Shahlai is a senior operator in the Quds Force, the external operations arm of Iran’s Islamic Revolutionary Guard Corps. He was sanctioned by the U.S. in 2008 for his role in operations against the United States in Iraq, and the U.S. has accused him of coordinating a 2011 plot to assassinate the former Saudi ambassador to the U.S., Adel al-Jubeir, at a restaurant in Washington, D.C. Shahlai has since been placed in charge of the Quds Force division responsible for aiding the Houthi militia in its war against Saudi-led intervention in Yemen, the official said.

The strike was first reported by the Washington Post. The White House referred The Intercept to the Department of Defense, which did not respond to a request for comment in time for publication.

The Trump administration had contemplated killing Shahlai for three years, as a means of deterring further Iranian support for the Houthis in Yemen, the U.S. official told The Intercept.
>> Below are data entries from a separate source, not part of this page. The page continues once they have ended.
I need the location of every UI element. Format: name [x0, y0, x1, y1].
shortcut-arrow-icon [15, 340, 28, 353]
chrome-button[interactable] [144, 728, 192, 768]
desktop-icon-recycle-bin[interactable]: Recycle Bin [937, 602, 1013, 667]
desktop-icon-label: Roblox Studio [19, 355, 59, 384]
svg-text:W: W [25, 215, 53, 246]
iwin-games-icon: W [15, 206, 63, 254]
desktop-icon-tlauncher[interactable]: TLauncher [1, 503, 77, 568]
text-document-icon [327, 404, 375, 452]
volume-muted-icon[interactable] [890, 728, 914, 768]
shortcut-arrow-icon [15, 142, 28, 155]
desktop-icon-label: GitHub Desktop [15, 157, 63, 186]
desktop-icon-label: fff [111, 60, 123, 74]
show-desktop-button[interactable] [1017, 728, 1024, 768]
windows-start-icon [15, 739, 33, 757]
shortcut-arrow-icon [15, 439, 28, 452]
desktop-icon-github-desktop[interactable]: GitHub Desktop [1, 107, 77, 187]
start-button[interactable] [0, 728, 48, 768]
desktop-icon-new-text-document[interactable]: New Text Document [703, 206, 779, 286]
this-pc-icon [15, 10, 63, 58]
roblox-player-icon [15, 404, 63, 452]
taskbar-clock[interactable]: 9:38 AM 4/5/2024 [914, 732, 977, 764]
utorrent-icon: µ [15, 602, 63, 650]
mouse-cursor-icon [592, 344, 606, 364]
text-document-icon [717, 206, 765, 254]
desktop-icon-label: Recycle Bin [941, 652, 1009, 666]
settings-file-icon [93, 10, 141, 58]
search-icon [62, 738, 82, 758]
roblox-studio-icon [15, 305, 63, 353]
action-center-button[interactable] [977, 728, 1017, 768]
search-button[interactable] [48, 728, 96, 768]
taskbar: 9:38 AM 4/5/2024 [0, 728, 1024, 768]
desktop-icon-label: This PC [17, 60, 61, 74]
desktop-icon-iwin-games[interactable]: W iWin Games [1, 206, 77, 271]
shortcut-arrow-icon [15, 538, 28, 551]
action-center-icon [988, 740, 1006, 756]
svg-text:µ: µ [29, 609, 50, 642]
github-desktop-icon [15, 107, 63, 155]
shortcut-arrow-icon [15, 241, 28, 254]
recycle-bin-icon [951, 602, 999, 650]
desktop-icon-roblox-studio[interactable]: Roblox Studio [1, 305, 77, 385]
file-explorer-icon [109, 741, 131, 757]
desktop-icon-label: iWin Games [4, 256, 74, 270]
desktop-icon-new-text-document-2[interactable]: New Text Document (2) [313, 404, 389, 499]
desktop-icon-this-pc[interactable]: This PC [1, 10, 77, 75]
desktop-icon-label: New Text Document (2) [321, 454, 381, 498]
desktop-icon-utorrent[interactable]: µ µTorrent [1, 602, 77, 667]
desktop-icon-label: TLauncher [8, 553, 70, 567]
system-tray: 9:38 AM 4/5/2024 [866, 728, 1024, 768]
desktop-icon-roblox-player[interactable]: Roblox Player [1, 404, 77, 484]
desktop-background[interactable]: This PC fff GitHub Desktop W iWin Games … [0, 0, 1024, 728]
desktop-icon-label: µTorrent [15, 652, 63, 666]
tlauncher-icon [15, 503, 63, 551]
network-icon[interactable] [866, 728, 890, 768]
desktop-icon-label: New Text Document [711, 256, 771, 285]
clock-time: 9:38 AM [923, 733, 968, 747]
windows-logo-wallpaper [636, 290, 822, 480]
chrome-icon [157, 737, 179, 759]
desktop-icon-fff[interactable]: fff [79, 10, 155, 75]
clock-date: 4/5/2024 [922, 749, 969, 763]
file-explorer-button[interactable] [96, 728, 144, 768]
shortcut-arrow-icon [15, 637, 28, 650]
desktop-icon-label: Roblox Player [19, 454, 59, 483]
But the attempt to assassinate him on the night of January 2 seems to undercut the government’s stated rationale for killing Suleimani, who U.S. officials have repeatedly described as posing “an imminent threat” to U.S. forces in Iraq.

Shahlai is unlikely to have posed a similar threat in Sana’a, where the U.S. evacuated its embassy compound in 2013. The U.S. conducts operations and drone strikes against Al Qaeda in the Arabian Peninsula in Yemen, but does not have personnel in the north of the country, which is controlled by the Houthis and where Sana’a is located.

“Congress needs answers,” tweeted Rep. Ro Khanna, D.-Calif., who has been critical of the U.S. role in the Saudi-led intervention. “What was the full extent of the Trump administration’s plans to kill Iranian officials? How does the attempted killing in Yemen have anything to do with an imminent threat?”

us-state-dept-1578689622

Special Representative for Iran Brian Hook addresses reporters at the U.S. Department of State in Washington, D.C., on Dec. 5, 2019, offering $15 million for information related to Abdul Reza Shahlai.

Photo: Freddie Everett/U.S. State Department

Since the beginning of Yemen’s civil war, a small number of Iranians have provided weapons and training to the Houthis. In March 2014, a coalition led by Saudi Arabia and the United Arab Emirates launched a U.S.-backed intervention aimed at removing the Houthis from power and restoring the previous Yemeni president, Abd Rabbu Mansour Hadi. In the four years since, the situation has devolved into a war of attrition fueled by international proxies that has given rise to one of the world’s worst humanitarian crises.

Congress has not authorized U.S. military action against Iran, so members are likely to question the legal basis for a strike against Shahlai. Congress did, however, recently pass a bipartisan resolution directing President Donald Trump to withdraw U.S. forces from “hostilities” in Yemen. Trump vetoed the resolution, but it marked a clear desire on the part of Congress to end American support for Saudi-led operations in the country.

The Trump administration has characterized its strike on Suleimani as an act of self-defense, saying that the commander was planning imminent attacks against dozens and possibly hundreds of Americans. But following classified briefings on Capitol Hill, numerous lawmakers from both parties claimed that the administration had failed to present direct evidence of an “imminent threat,” even when they asked repeatedly and directly.

The strike on Suleimani came in the midst of escalating hostilities between American forces and Iranian-backed militias in Iraq. As tensions rose last month, a rocket attack by an Iran-backed group called Kataib Hezbollah killed one American contractor and wounded four American servicemembers. Days later, the U.S. retaliated by bombing five Kataib Hezbollah positions, killing 24 people and wounding 50, according to a Hezbollah spokesperson. In the following days, members of the militia and their supporters stormed the fortified U.S. embassy compound in Baghdad. No one was killed, but the security situation remained tense.

Following the strike on Suleimani, the U.S. sent a letter to the U.N. Security Council, saying that the U.S. had “undertaken certain actions in the exercises of its inherent right of self-defense,” and that the actions “include” the operation to kill Suleimani, leaving open the possibility that the U.S. conducted other strikes that night.